Chris Arnold teaches Principles of Computing, had better things to say about cryptocurrency,
“Cryptocurrencies are based on blockchain technology. They are trendy, and people seem to like the idea of making money on cryptocurrencies. That’s probably why it’s popular,” said Arnold
This may prove important since this explains the main reason for why crypto currencies are becoming very popular among people especially the younger generation of students, and adults.
But that is another thing is that popularity is the driving force of crypto with out that driving force crypto may not be as big as it is now, plus with popularity a crypto coin called “Dogecoin” came out and was brought up pretty quickly since it likely came out during Covid year (2020), and Youtube was heavily used.

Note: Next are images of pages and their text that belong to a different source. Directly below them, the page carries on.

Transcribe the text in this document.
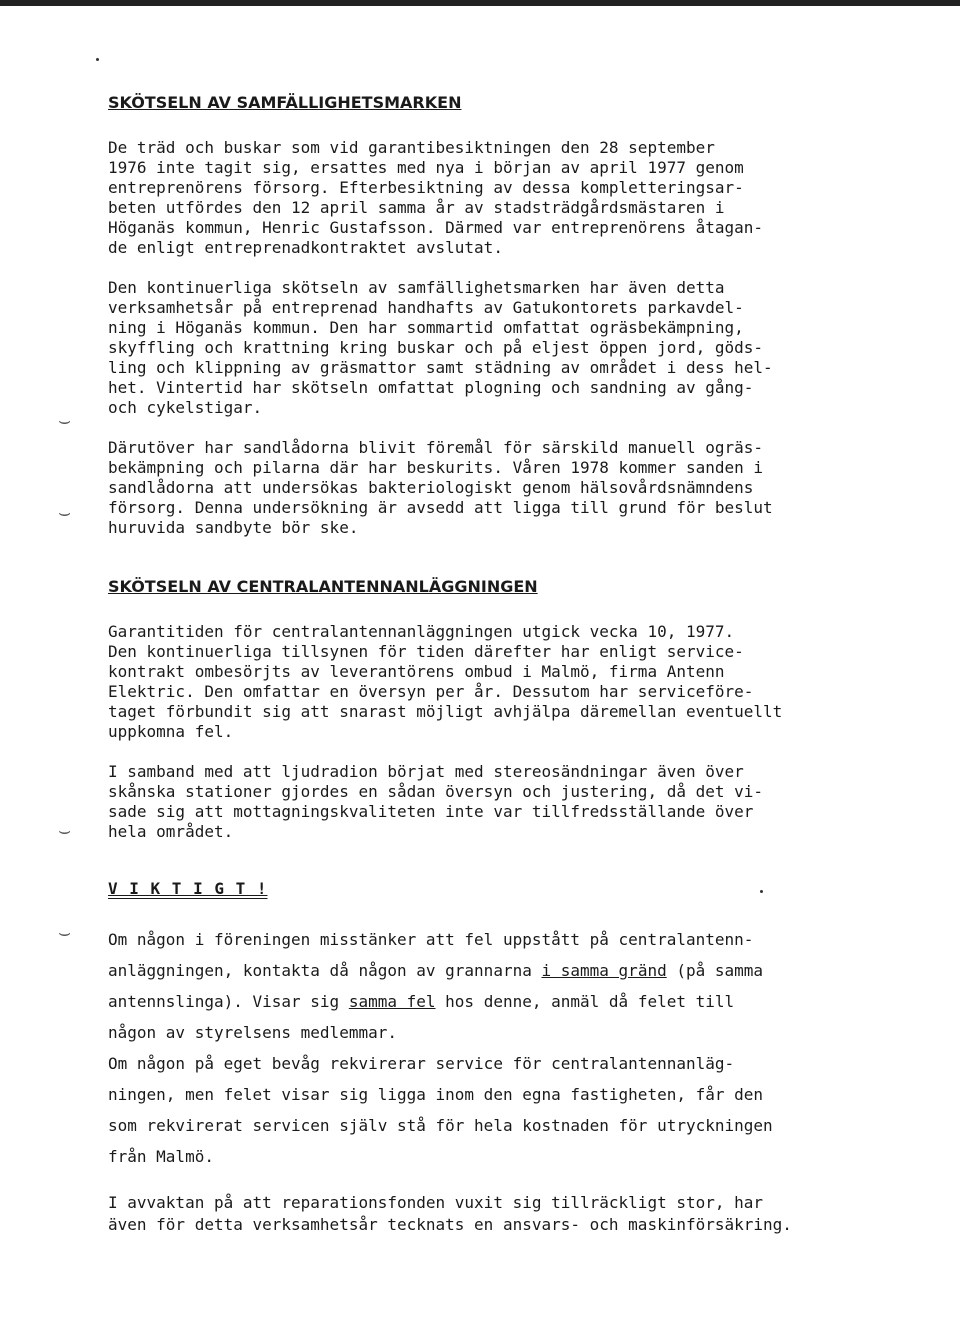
⌣
⌣
⌣
⌣
SKÖTSELN AV SAMFÄLLIGHETSMARKEN

De träd och buskar som vid garantibesiktningen den 28 september
1976 inte tagit sig, ersattes med nya i början av april 1977 genom
entreprenörens försorg. Efterbesiktning av dessa kompletteringsar-
beten utfördes den 12 april samma år av stadsträdgårdsmästaren i
Höganäs kommun, Henric Gustafsson. Därmed var entreprenörens åtagan-
de enligt entreprenadkontraktet avslutat.

Den kontinuerliga skötseln av samfällighetsmarken har även detta
verksamhetsår på entreprenad handhafts av Gatukontorets parkavdel-
ning i Höganäs kommun. Den har sommartid omfattat ogräsbekämpning,
skyffling och krattning kring buskar och på eljest öppen jord, göds-
ling och klippning av gräsmattor samt städning av området i dess hel-
het. Vintertid har skötseln omfattat plogning och sandning av gång-
och cykelstigar.

Därutöver har sandlådorna blivit föremål för särskild manuell ogräs-
bekämpning och pilarna där har beskurits. Våren 1978 kommer sanden i
sandlådorna att undersökas bakteriologiskt genom hälsovårdsnämndens
försorg. Denna undersökning är avsedd att ligga till grund för beslut
huruvida sandbyte bör ske.

SKÖTSELN AV CENTRALANTENNANLÄGGNINGEN

Garantitiden för centralantennanläggningen utgick vecka 10, 1977.
Den kontinuerliga tillsynen för tiden därefter har enligt service-
kontrakt ombesörjts av leverantörens ombud i Malmö, firma Antenn
Elektric. Den omfattar en översyn per år. Dessutom har serviceföre-
taget förbundit sig att snarast möjligt avhjälpa däremellan eventuellt
uppkomna fel.

I samband med att ljudradion börjat med stereosändningar även över
skånska stationer gjordes en sådan översyn och justering, då det vi-
sade sig att mottagningskvaliteten inte var tillfredsställande över
hela området.

V I K T I G T !
Om någon i föreningen misstänker att fel uppstått på centralantenn-
anläggningen, kontakta då någon av grannarna i samma gränd (på samma
antennslinga). Visar sig samma fel hos denne, anmäl då felet till
någon av styrelsens medlemmar.

Om någon på eget bevåg rekvirerar service för centralantennanläg-
ningen, men felet visar sig ligga inom den egna fastigheten, får den
som rekvirerat servicen själv stå för hela kostnaden för utryckningen
från Malmö.

I avvaktan på att reparationsfonden vuxit sig tillräckligt stor, har
även för detta verksamhetsår tecknats en ansvars- och maskinförsäkring.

“Cryptocurrencies are risky, especially if they lose value. It’s an investment just like any type of object or currency that has value. Another disadvantage of cryptocurrencies is that it relies on blockchain technology and uses a lot of energy resources, like electricity. This type of technology is getting better, but still uses a lot of energy and can be bad for the environment,” said Arnold
Crypto may be risky so it may be only be worth buying when it is very stable or has flattened and may go up. Either way crypto has many risks including getting scammed out of a product and not getting a refund or simply losing all the value in the crypto you bought.
Brooks provided a good perspective on cryptocurrency from his perspective. This so far shows that cryptocurrency may still be worth investing in but it may not become a currency or an official payment method until a few years later when it is better developed and has a bigger background to back it being a good method to both buy and transfer funds with.
Arnold who stated similar things, though crypto may be risky as said before, may not develop into a type of currency that can be used widely until later in the future when people start better accepting it.